The people that do this kind of thing have hundreds of drives to do for the day, and there is no QA, so throwing a few in the done pile without clearing it just makes you look good for being extra productive, and nobody gives a shit about the data. Never cheated myself, though I probably should have. I was fired after two weeks, go figure.
The real path to male liberation
Someone along the chain swapped the RMA'd drive for one they had hanging around. They get a refurbed drive with (hopefully) more lifetime left before failure (and the ability to return it if it does die), you get a ticking time bomb and no warranty.
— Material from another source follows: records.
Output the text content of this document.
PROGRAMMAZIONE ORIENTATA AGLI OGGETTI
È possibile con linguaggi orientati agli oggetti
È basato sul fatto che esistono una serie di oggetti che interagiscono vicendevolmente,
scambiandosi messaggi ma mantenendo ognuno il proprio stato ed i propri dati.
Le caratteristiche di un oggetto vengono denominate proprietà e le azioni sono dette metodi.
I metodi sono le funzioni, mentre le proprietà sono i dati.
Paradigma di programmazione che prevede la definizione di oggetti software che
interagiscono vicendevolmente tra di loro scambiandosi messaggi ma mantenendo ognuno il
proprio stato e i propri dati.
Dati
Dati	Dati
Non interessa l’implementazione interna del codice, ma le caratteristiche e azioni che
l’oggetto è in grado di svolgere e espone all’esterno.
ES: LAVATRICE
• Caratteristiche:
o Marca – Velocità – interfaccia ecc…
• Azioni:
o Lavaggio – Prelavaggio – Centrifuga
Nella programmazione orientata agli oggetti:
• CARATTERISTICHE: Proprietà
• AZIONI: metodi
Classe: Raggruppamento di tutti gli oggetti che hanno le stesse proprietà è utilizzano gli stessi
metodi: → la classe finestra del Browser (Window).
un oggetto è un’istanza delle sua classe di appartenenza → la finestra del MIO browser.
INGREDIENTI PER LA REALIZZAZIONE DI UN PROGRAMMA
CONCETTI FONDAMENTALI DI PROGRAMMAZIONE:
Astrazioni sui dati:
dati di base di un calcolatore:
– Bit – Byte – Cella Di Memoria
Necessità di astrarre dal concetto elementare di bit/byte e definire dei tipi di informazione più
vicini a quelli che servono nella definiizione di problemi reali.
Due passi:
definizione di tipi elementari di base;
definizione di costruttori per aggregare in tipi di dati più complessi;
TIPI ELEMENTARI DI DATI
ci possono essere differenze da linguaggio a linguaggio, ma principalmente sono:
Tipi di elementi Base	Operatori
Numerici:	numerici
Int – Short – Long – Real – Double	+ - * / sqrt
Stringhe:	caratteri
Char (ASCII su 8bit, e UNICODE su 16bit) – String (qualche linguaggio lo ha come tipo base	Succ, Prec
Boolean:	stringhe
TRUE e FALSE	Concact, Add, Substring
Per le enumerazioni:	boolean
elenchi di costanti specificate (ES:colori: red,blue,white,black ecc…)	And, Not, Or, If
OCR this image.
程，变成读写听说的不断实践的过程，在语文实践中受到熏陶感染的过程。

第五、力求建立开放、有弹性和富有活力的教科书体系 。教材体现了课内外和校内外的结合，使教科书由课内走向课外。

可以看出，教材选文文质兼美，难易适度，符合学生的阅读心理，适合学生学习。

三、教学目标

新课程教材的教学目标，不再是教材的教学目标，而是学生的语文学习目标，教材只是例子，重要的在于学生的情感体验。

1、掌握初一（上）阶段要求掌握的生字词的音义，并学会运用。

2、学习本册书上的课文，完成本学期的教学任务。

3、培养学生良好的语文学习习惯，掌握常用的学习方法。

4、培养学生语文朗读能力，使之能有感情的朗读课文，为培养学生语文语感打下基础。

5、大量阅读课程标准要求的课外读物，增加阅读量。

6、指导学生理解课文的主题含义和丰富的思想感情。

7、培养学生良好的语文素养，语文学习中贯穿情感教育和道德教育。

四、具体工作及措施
If I have a HD that has failed I pull the disks out and use them for Christmas ornaments. I don't trust sending them back. The rare earth magnets are useful too.
I once had to wipe some disks before throwing them out (nothing really sensitive or important). But they were SCSI and I didn't have a SCSI enabled PC handy and I couldn't be bothered setting something up or downing a server to do it, etc.
So I came up with a technique for making the disks safe for disposal.
First, I threw them out the 2nd story window a few times. Then I hurled them at the ground a few more times as hard as I could for good measure.
Then I put them in a plastic bag with a heap of dog shit and water, tied the bag up and put them in the bin. If anyone still wanted to try to retrieve that data, they've earned it.
True Story. Still makes me smile.
I once went over an "unwiped" drive looking for pron. What I found was a folder of "racy" photos the previous owner took. Unfortunately she was twenty years older than me, had about 200 lbs on me, and had a penchant for butternut squash, a food I can not eat to this day.
Knowledge is power, ignorance is bliss, and no amount of eye bleach will remove some images.
"I don't trust sending them back." Why should I not get a replacement when it fails during the warranty? And this is exactly ONE of the reasons why you should encrypt your data.
No decision needed. Look all you want, but the liability is on you if someone decides your computer is of interest and data is questionable. Unless you report it to vender in a verifiable way, data on the drive, even if it was not yours, is now yours in any examination. Report it in writing or no evidence will exist to point in someone else's direction for liability.
Wiping beyond technological limits of retrieval is important with both criminal liabilities and civil copyright liabilities. The odds of old data being a problem in your life may be low, but it would be icing on the cake with any situation bringing your drive to the attention of some types of investigations.
Call it paranoia if you like, but why drive around in your new used-car with a suitcase in the trunk that came with the car without knowing precisely what is inside. Remove the suitcase, or examine every square inch of it looking for contraband..
Oddly enough I have a story involving both Newegg and Memory Express.
I recently moved away from a city which was home to my favourite store (Memory Express) and needed to buy micro SD cards. I couldn't buy from ME's online store because they didn't handle my method of payment, so I bought a card from Newegg for a bit more money and a lesser known brand. (the same brand was way more money on Newegg). I tested the card, and it was a class 4 card with a class 10th label on it. Of course Newegg only refunds price not shipping, so I'm out a lot of money and still no decent SD card. I'm holding out until my next road trip.
Moral of the story: Don't trust Newegg. Even if they do return the money, they aren't worth it.